Great Marshall

Great Marshall
Bab 22


__ADS_3

"Heck, kamu benar-benar wanita yang menakutkan," seru Jackson. "Kebetulan saya kenal pemasoknya. Ini akan menjadi hal yang mudah. ​​Tapi... Bukankah Marsekal Agung akan menghentikan kita jika kita mencoba menyakiti Lacey?"


"Kamu tidak perlu khawatir tentang itu," Emily tersenyum. "Kamu tahu bahwa saudara laki-laki saya ada di tentara, kan? Dia baru saja menelepon saya dan memberi tahu saya bahwa seluruh tentara telah mengetahui bahwa Lacey telah menolak Marsekal Agung; mereka marah. Saudara laki-laki saya bahkan memperingatkan saya untuk menjauh darinya. Mari kita lihat bagaimana Marsekal Agung akan melindunginya sekarang."


"Sial! Itu sebabnya aku dibebaskan!" Jackson menghela nafas. "Akan kuurus ini segera! Zeke dan Lacey, kalian berdua sudah mati!"


Zeke dibangunkan oleh suara keras keesokan paginya.


"Dengar! Seseorang baru saja mengirim sepuluh ribu tentara ke kota kita!" seru Daniel.


"Sesuatu yang besar mungkin akan segera turun!" Hana menebak. "Kenapa lagi ada orang yang mengerahkan tentara sebanyak itu selama masa damai seperti itu."


Zeke menatap Lacey dengan penuh kasih sayang. Mereka di sini untukmu.


Ponsel Lacey tiba-tiba berdering. Setelah dia menjawabnya, wajahnya menjadi pucat.


"Lacey?

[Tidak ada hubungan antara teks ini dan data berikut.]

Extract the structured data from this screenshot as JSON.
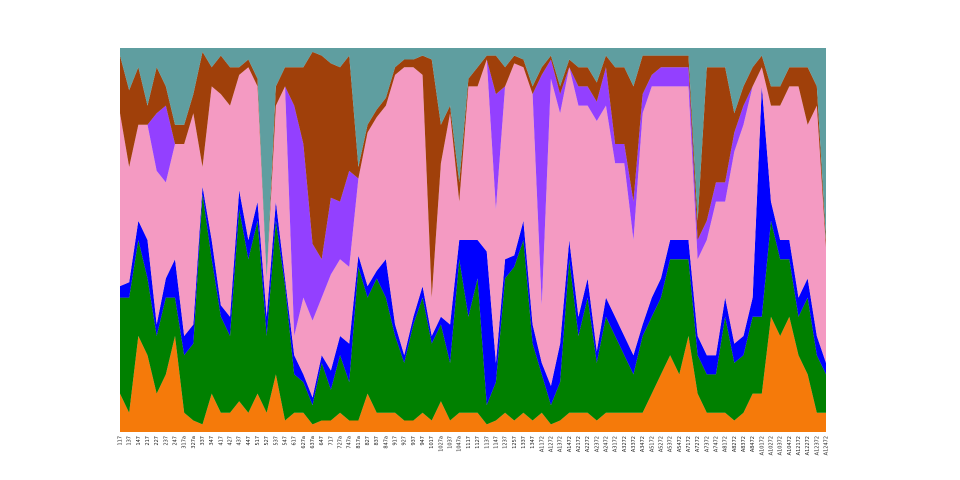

Ada apa?" Zeke cepat bertanya.


"Sesuatu terjadi di pabrik!" Lacey menjawab sebelum dia pergi dengan tergesa-gesa.

__ADS_1


Zeke mengerutkan kening dan memanggil orang terkaya di seluruh Kota Oakheart, Evan Schneider.


"Cari tahu apa yang terjadi dengan pabrik Lacey."


Zeke tidak percaya bahwa dia akan dapat menggunakan para prajurit secepat ini.


Segera setelah telepon ditutup, Evan memerintahkan anak buahnya untuk menyelidiki masalah ini.


Evan Schneider adalah orang terkaya di seluruh Kota Oakheart, orang yang memiliki pengaruh di setiap sudut kota.


Evan menelepon Zeke kembali hanya dalam lima menit.


Zeke tidak bisa menahan tawa.


Saya bahkan tidak perlu melakukan apa pun untuk membuat mereka bergerak. Bagus, aku akan menggunakan kesempatan ini untuk menjatuhkan keluarga Hamilton.


"Tetap di sini dan tunggu instruksi selanjutnya," Zeke memerintahkan Evan.


Lacey menatap selusin dokumen hukum di depannya di pabrik baja.

__ADS_1


Isi dokumen kebanyakan memerintahkan dia untuk membayar pemasok atau mereka akan membawa masalah ini ke pengadilan.


Namun, sebagian besar modal pabrik baja telah dihabiskan untuk kesepakatan dengan keluarga Schneider. Tidak mungkin mereka bisa membayar pemasok tanpa banyak pilihan tersisa, Lacey hanya bisa pergi dan bernegosiasi dengan pemasok.


Suasana di ruang rapat terasa berat.


Semua pemasok pabrik baja telah berkumpul.


Asap rokok memenuhi ruangan, menyebabkan Lacey terbatuk-batuk.


"Saya tidak mengerti. Mengapa Anda ingin membatalkan kontrak?" tanya Lacey.


"Karena Anda telah menyinggung seseorang yang seharusnya tidak Anda lakukan," Darren Collins, perwakilan pemasok, tertawa. "Orang itu memaksa kita untuk melakukan ini. Tolong mengerti."


"Menyinggung seseorang?" Lacey mengerutkan kening. "Jackson Hamilton? Itu pasti dia. Apa bajingan itu ingin aku mati?"


"Ayo kita lanjutkan," Darren tersenyum. "Entah Anda pergi dan memohon pengampunan kepada Tuan Hamilton, atau bayar kami sekarang."


Tidak mungkin Lacey akan memohon pada Jackson. "Tolong, beri saya waktu. Anda pasti pernah mendengar bahwa kami baru saja membuat kesepakatan dengan keluarga Schneider. Segera setelah kami menyelesaikan kontrak dengan mereka, tingkat produksi pabrik kami pasti akan meroket.